FEBRUARY 2026: OUR PROGRESS
Our annual budget is more than NZD800,00 (AUD680,000 or USD485,000). So where do your donations actually go?
In total, we have 255 young people living in residential care, with an extra 11 students living outside the houses studying at Bible College. And we have 25 non-residential young people being sponsored through their high school education. Additionally, although the number is fluid, about 56 of our young people living in our residential homes are studying at university.
We own 11 of the 18 residential home properties that we use.
Our graduates have become doctors, surgeons, nurses, pastors, NGO workers, human rights lawyers, accountants, academics, school principals, IT and engineering professionals, etc.
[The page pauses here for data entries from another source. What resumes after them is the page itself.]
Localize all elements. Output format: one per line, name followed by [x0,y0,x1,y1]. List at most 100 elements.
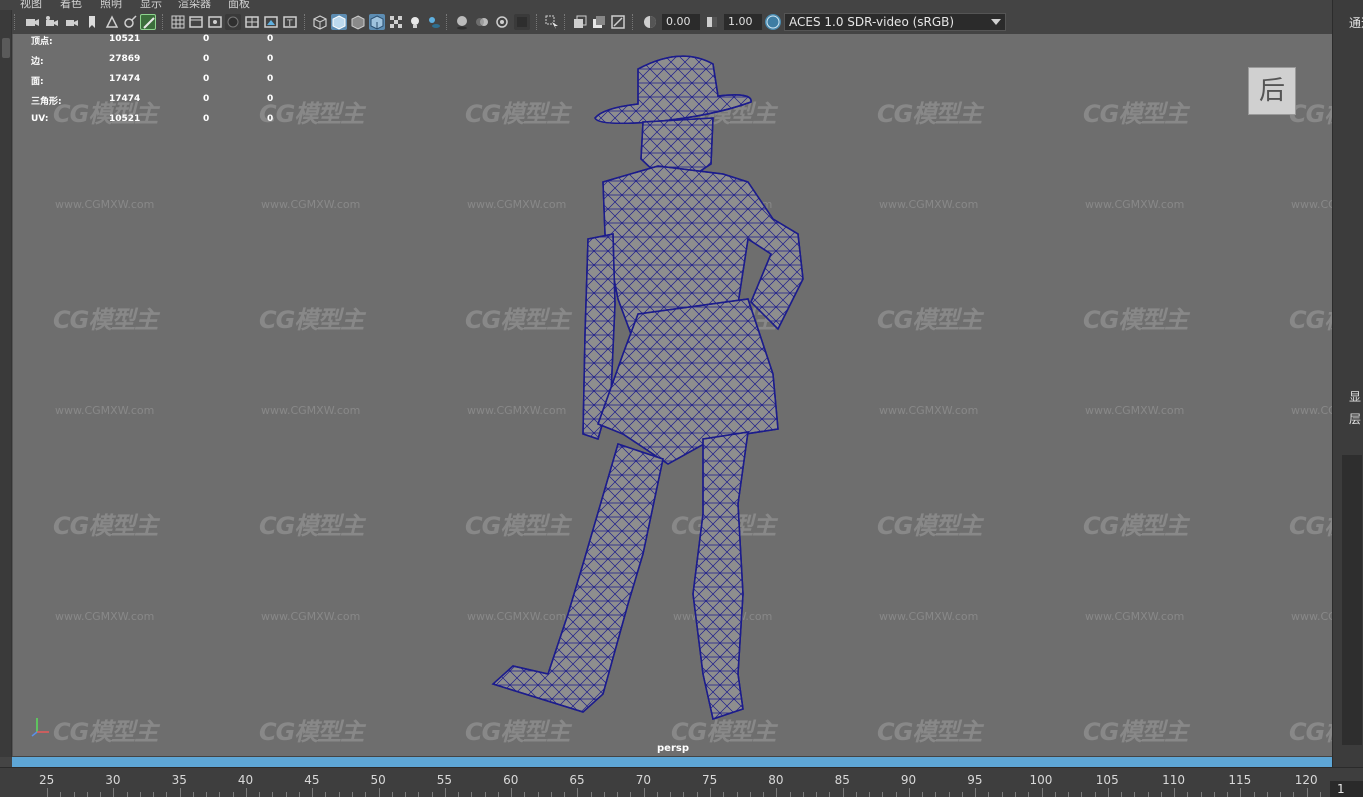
color-management-icon[interactable] [765,14,781,30]
smooth-shade-icon[interactable] [331,14,347,30]
timeline-tick-label: 50 [370,773,386,787]
menu-lighting[interactable]: 照明 [100,0,122,10]
use-all-lights-icon[interactable] [407,14,423,30]
depth-of-field-icon[interactable] [514,14,530,30]
menu-show[interactable]: 显示 [140,0,162,10]
viewport-bottom-bar [12,757,1332,767]
layer-tab[interactable]: 层 [1349,410,1361,427]
timeline-tick [298,792,300,797]
exposure-field[interactable]: 0.00 [662,14,700,30]
timeline-tick [405,792,407,797]
timeline-tick [113,788,115,797]
timeline-tick [1266,792,1268,797]
timeline-tick [338,792,340,797]
timeline-tick [1121,792,1123,797]
timeline-tick [418,792,420,797]
safe-title-icon[interactable]: T [282,14,298,30]
timeline-tick [325,792,327,797]
motion-blur-icon[interactable] [474,14,490,30]
menu-panels[interactable]: 面板 [228,0,250,10]
exposure-icon[interactable] [642,14,658,30]
timeline-tick [961,792,963,797]
chevron-down-icon [991,19,1001,25]
timeline-tick [710,788,711,797]
grease-pencil-icon[interactable] [140,14,156,30]
xray-components-icon[interactable] [610,14,626,30]
timeline-tick [153,792,155,797]
timeline-tick [192,792,194,797]
image-plane-icon[interactable] [104,14,120,30]
timeline-tick [259,792,261,797]
toolbar-separator [564,14,566,30]
channel-box-panel: 通道 显 层 [1332,0,1363,767]
timeline-tick [935,792,937,797]
timeline-tick [723,792,725,797]
timeline-tick [1293,792,1295,797]
timeline-tick [1280,792,1282,797]
screen-space-ao-icon[interactable] [454,14,470,30]
timeline-tick [365,792,367,797]
field-chart-icon[interactable] [244,14,260,30]
shadows-icon[interactable] [426,14,442,30]
timeline-tick-label: 80 [768,773,784,787]
menu-bar: 视图 着色 照明 显示 渲染器 面板 [0,0,1332,10]
timeline-tick [1068,792,1070,797]
timeline-tick [431,792,433,797]
layer-list-area[interactable] [1342,455,1362,745]
timeline-tick [882,792,884,797]
timeline-tick [1134,792,1136,797]
timeline-tick [577,788,579,797]
character-model[interactable] [13,34,1332,756]
timeline-tick [988,792,990,797]
timeline-tick [1240,788,1242,797]
timeline-tick [272,792,274,797]
timeline-tick [842,788,844,797]
time-slider[interactable]: 25 30 35 40 45 50 55 60 65 70 75 80 85 90 95 100 105 110 1… [0,767,1363,797]
timeline-tick [1094,792,1096,797]
timeline-tick-label: 75 [702,773,718,787]
menu-view[interactable]: 视图 [20,0,42,10]
grid-icon[interactable] [170,14,186,30]
timeline-tick-label: 60 [503,773,519,787]
isolate-select-icon[interactable] [544,14,560,30]
gamma-field[interactable]: 1.00 [724,14,762,30]
camera-lock-icon[interactable] [64,14,80,30]
timeline-tick [564,792,566,797]
menu-renderer[interactable]: 渲染器 [178,0,211,10]
bookmark-icon[interactable] [84,14,100,30]
xray-joints-icon[interactable] [591,14,607,30]
film-gate-icon[interactable] [188,14,204,30]
camera-icon[interactable] [24,14,40,30]
anti-aliasing-icon[interactable] [494,14,510,30]
2d-pan-zoom-icon[interactable] [122,14,138,30]
timeline-tick [670,792,672,797]
current-frame-field[interactable]: 1 [1330,781,1363,797]
timeline-tick [869,792,871,797]
wireframe-icon[interactable] [312,14,328,30]
timeline-tick [219,792,221,797]
timeline-tick [537,792,539,797]
color-management-dropdown[interactable]: ACES 1.0 SDR-video (sRGB) [784,13,1006,31]
camera-attributes-icon[interactable] [44,14,60,30]
channel-box-tab[interactable]: 通道 [1349,14,1363,31]
resolution-gate-icon[interactable] [207,14,223,30]
timeline-tick-label: 55 [436,773,453,787]
timeline-tick [816,792,818,797]
panel-handle[interactable] [2,38,10,58]
default-material-icon[interactable] [350,14,366,30]
timeline-tick [139,792,141,797]
timeline-tick-label: 25 [39,773,55,787]
safe-action-icon[interactable] [263,14,279,30]
viewcube[interactable]: 后 [1248,67,1296,115]
display-tab[interactable]: 显 [1349,388,1361,405]
wireframe-on-shaded-icon[interactable] [369,14,385,30]
textured-icon[interactable] [388,14,404,30]
gate-mask-icon[interactable] [225,14,241,30]
menu-shading[interactable]: 着色 [60,0,82,10]
xray-icon[interactable] [572,14,588,30]
3d-viewport[interactable]: CG模型主 CG模型主 CG模型主 CG模型主 www.CGMXW.com www.CGM… [12,34,1332,756]
timeline-tick [696,792,698,797]
timeline-tick [511,788,513,797]
timeline-tick [471,792,473,797]
gamma-icon[interactable] [704,14,720,30]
And pleasingly, our Thai and Cambodia projects are led by our graduates, while about half of the Nepali board is also composed of our graduates.
We operate a girls’ preventative sex-trafficking work based in Kolkata, India. Eighteen girls live in the home, while another two girls live outside and are studying at Bible College. In Myanmar, we have eight residential homes caring for 117 young people, with an additional nine studying at Bible College who live outside our homes. Whilst in Thailand and El Salvador, we have non-residential education projects operating. We care for seven young people and eight boys respectively. In Cambodia, we have a high school education project based in the rural provinces, where, once they have graduated high school, these 10 young people can then move into Phnom Penh and stay at one of our two university student-aged project houses, where currently 14 young people are staying.
In Kathmandu, we have four residential home projects caring for 62 students - 23 of whom are studying at university. Two of these homes are for Buddhist/Animist Sherpa children. Meanwhile, in the hills of India, we have two residential projects operating for 34 young people from Bhutan, so that they may concurrently attend university and be discipled into leadership. Once they graduate, they are happy to return to Bhutan.
In San Pedro Sula, Honduras, we have 10 boys residing in our project. These are teenage boys at risk of either gang violence or joining a gang.
We are careful with the funds that we receive, and we seek to operate as efficiently as possible.